In Colombia, 84% of foreign prisoners are Venezuelan and 14% of that number are women

An investigative work by the newspaper El Espectador on the prison population in Colombia reveals that the majority of Venezuelan migrant women have been sentenced for crimes of trafficking, manufacture or possession of narcotics, or for theft.


A study titled Women and Prison in Colombiapublished by the newspaper The viewer of that country and developed jointly by the Pontificia Universidad Javeriana, the Red Cross and the Center for Research and Economic Teaching, of Mexico, reflects the reality of many Venezuelan migrants who today are part of the prison population, far from their families.

As of March 2022, there were 2,859 foreign inmates; Of these, 2,389 were Venezuelan men and women (84%): 332 were women, 14% of the total population. Most of them, like the Colombians, were convicted of drug trafficking, manufacturing or possession, or theft.

The job consisting of several chaptersanalyzes in one of them the situation of women who are mothers (85% of the total) and are incarcerated in Colombian prisons in motherhood behind bars. «How are Venezuelan women and migrants who are mothers and are in Colombian prisons? The short answer: wrong.”

The researchers found that the vast majority of inmates are single, heads of families –with sole responsibility for their home–, and from low socioeconomic strata. The average household income of these women before their arrest was less than two current legal monthly minimum wages. This characterization, indicates the study, is the same in the case of Colombians and Venezuelans.

The publication collects the testimony of a Venezuelan inmate identified only as Daniela, who was captured for theft on March 16. December 2020.

Also read: Opening the matryoshka of gender inequality, by Fabián Echegaray

On July 7, she was sentenced. Daniela asked for house arrest because she was the head of the family, but the judge denied it because her children did not live in Colombia – that’s what she said. She also requested extradition to Venezuela twice and was denied both times – that’s what she said. And she, already in jail, sent requests to be able to have virtual visits and see her children through video calls from the institution’s computers, but they have not responded.

The only option, for now, is to call. His mother or his former partner – who now lives in Bogotá – or a “companera” from prison collaborate with him: they consign money to a penitentiary savings account and with this he recharges the phone. A minute to Venezuela costs 600 pesos – “one of the most expensive prices on the market”, says Claudia Cárdenas, director of the NGO Mujeres Libres.

“Foreign women in prison are much more excluded.
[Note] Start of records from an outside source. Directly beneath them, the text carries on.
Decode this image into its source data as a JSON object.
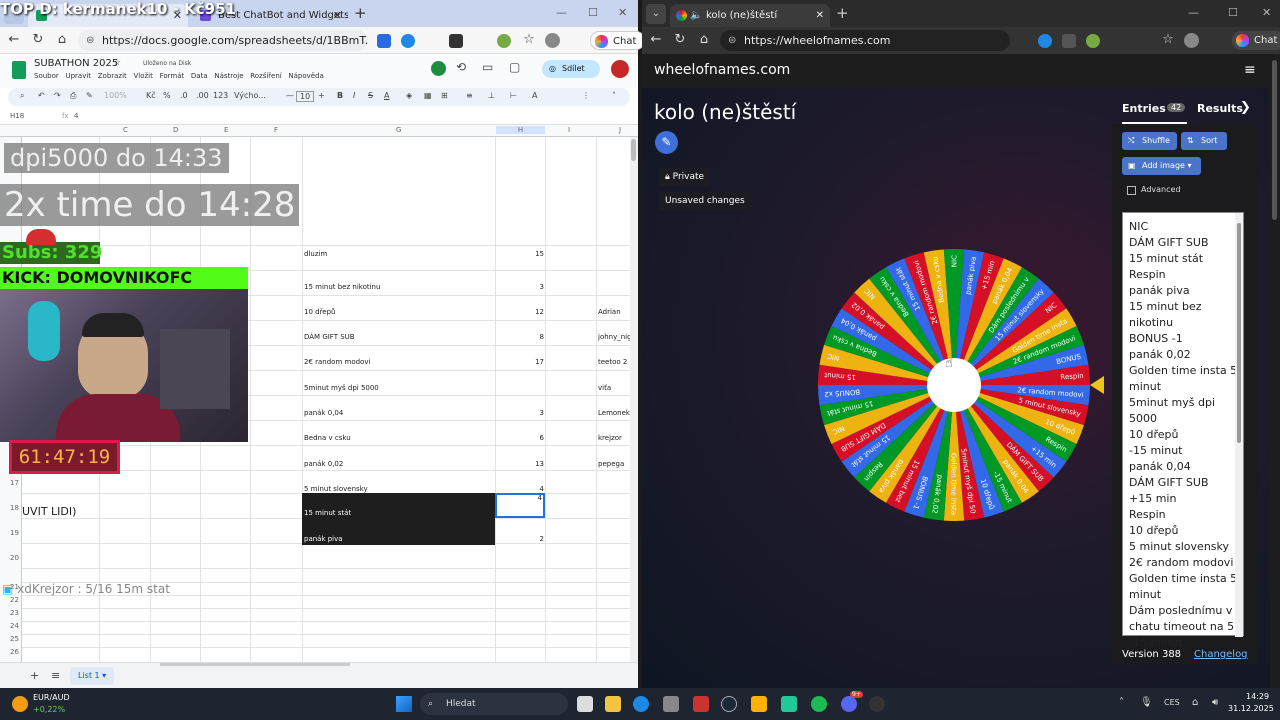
{
  "overlay": {
    "top_text": "TOP D: kermanek10 - Kč951",
    "line1": "dpi5000 do 14:33",
    "line2": "2x time do 14:28",
    "subs": "Subs: 329",
    "kick": "KICK: DOMOVNIKOFC",
    "timer": "61:47:19",
    "uvit": "UVIT LIDI)",
    "chat": "xdKrejzor : 5/16 15m stat"
  },
  "left_browser": {
    "tab2_label": "Best ChatBot and Widgets for",
    "url": "https://docs.google.com/spreadsheets/d/1BBmT...",
    "chat_label": "Chat"
  },
  "sheets": {
    "title": "SUBATHON 2025",
    "saved": "Uloženo na Disk",
    "menus": [
      "Soubor",
      "Upravit",
      "Zobrazit",
      "Vložit",
      "Formát",
      "Data",
      "Nástroje",
      "Rozšíření",
      "Nápověda"
    ],
    "share_label": "Sdílet",
    "zoom": "100%",
    "currency": "Kč",
    "percent": "%",
    "font": "Výcho...",
    "font_size": "10",
    "cell_ref": "H18",
    "formula": "4",
    "columns": [
      "C",
      "D",
      "E",
      "F",
      "G",
      "H",
      "I",
      "J"
    ],
    "rows": [
      {
        "g": "dluzim",
        "h": "15",
        "j": ""
      },
      {
        "g": "15 minut bez nikotinu",
        "h": "3",
        "j": ""
      },
      {
        "g": "10 dřepů",
        "h": "12",
        "j": "Adrian"
      },
      {
        "g": "DÁM GIFT SUB",
        "h": "8",
        "j": "johny_nig"
      },
      {
        "g": "2€ random modovi",
        "h": "17",
        "j": "teetoo 2"
      },
      {
        "g": "5minut myš dpi 5000",
        "h": "",
        "j": "viťa"
      },
      {
        "g": "panák 0,04",
        "h": "3",
        "j": "Lemonek 1"
      },
      {
        "g": "Bedna v csku",
        "h": "6",
        "j": "krejzor"
      },
      {
        "g": "panák 0,02",
        "h": "13",
        "j": "pepega"
      },
      {
        "g": "5 minut slovensky",
        "h": "4",
        "j": ""
      },
      {
        "g": "15 minut stát",
        "h": "4",
        "j": ""
      },
      {
        "g": "panák piva",
        "h": "2",
        "j": ""
      }
    ],
    "row_numbers": [
      "17",
      "18",
      "19",
      "20",
      "21",
      "22",
      "23",
      "24",
      "25",
      "26",
      "27",
      "28"
    ],
    "sheet_tab": "List 1"
  },
  "right_browser": {
    "tab_label": "kolo (ne)štěstí",
    "url": "https://wheelofnames.com",
    "chat_label": "Chat"
  },
  "wheel": {
    "site": "wheelofnames.com",
    "title": "kolo (ne)štěstí",
    "private": "Private",
    "unsaved": "Unsaved changes",
    "tab_entries": "Entries",
    "entries_count": "42",
    "tab_results": "Results",
    "shuffle": "Shuffle",
    "sort": "Sort",
    "add_image": "Add image",
    "advanced": "Advanced",
    "entries": [
      "NIC",
      "DÁM GIFT SUB",
      "15 minut stát",
      "Respin",
      "panák piva",
      "15 minut bez",
      "nikotinu",
      "BONUS -1",
      "panák 0,02",
      "Golden time insta 5",
      "minut",
      "5minut myš dpi 5000",
      "10 dřepů",
      "-15 minut",
      "panák 0,04",
      "DÁM GIFT SUB",
      "+15 min",
      "Respin",
      "10 dřepů",
      "5 minut slovensky",
      "2€ random modovi",
      "Golden time insta 5",
      "minut",
      "Dám poslednímu v",
      "chatu timeout na 5",
      "-15 minut"
    ],
    "version": "Version 388",
    "changelog": "Changelog",
    "segment_colors": [
      "#3369e8",
      "#d50f25",
      "#eeb211",
      "#009925"
    ],
    "segment_labels": [
      "2€ random modovi",
      "5 minut slovensky",
      "10 dřepů",
      "Respin",
      "+15 min",
      "DÁM GIFT SUB",
      "panák 0,04",
      "-15 minut",
      "10 dřepů",
      "5minut myš dpi 50",
      "Golden time insta",
      "panák 0,02",
      "BONUS -1",
      "15 minut bez",
      "panák piva",
      "Respin",
      "15 minut stát",
      "DÁM GIFT SUB",
      "NIC",
      "15 minut stát",
      "BONUS x2",
      "15 minut",
      "NIC",
      "Bedna v csku",
      "panák 0,04",
      "panák 0,02",
      "NIC",
      "Bedna v csku",
      "15 minut stát",
      "2€ random modovi",
      "Bedna v csku",
      "NIC",
      "panák piva",
      "+15 min",
      "panák 0,04",
      "Dám poslednímu v",
      "15 minut slovensky",
      "NIC",
      "Golden time insta",
      "2€ random modovi",
      "BONUS",
      "Respin"
    ]
  },
  "taskbar": {
    "stock_name": "EUR/AUD",
    "stock_change": "+0,22%",
    "search": "Hledat",
    "lang": "CES",
    "time": "14:29",
    "date": "31.12.2025",
    "badge": "9+"
  }
}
They are not close to their families; they depend on other families that, in one way or another, adopt them; their governments abandon them and they receive no help from them – neither legal advice nor hygienic kits with menstrual pads nor psychological support nor visits to verify that they are not tortured, for example. And the complicated thing, later, is when they get out of prison with parole – which is the case of the majority: they have an expired passport, they do not have a work permit and, in addition, they have the mark of being post-convicted. They have to find the money for the passport and to send to the children and those who take care of them, and for the plane or bus ticket to return and, of course, for them to live while they are in peace and safe with the country and leave, “he says. Claudia Cardenas.

“They are part of the weakest links,” adds Liliana Sánchez, vice-rector for research at Javeriana and principal investigator of the study. Women and Prison in Colombia.

Trafficking and theft are crimes, in general, of survival, related to contexts of violence and low economic income; In this sense, “the majority of crimes committed by women deprived of their liberty – and we are very aware of that – were due to their conditions of poverty,” says Esmeralda Echeverry, director of the Cárceles al Naked organization.

special research work Migrants and prisoners of abandonment From the newspaper The viewer can be seen here.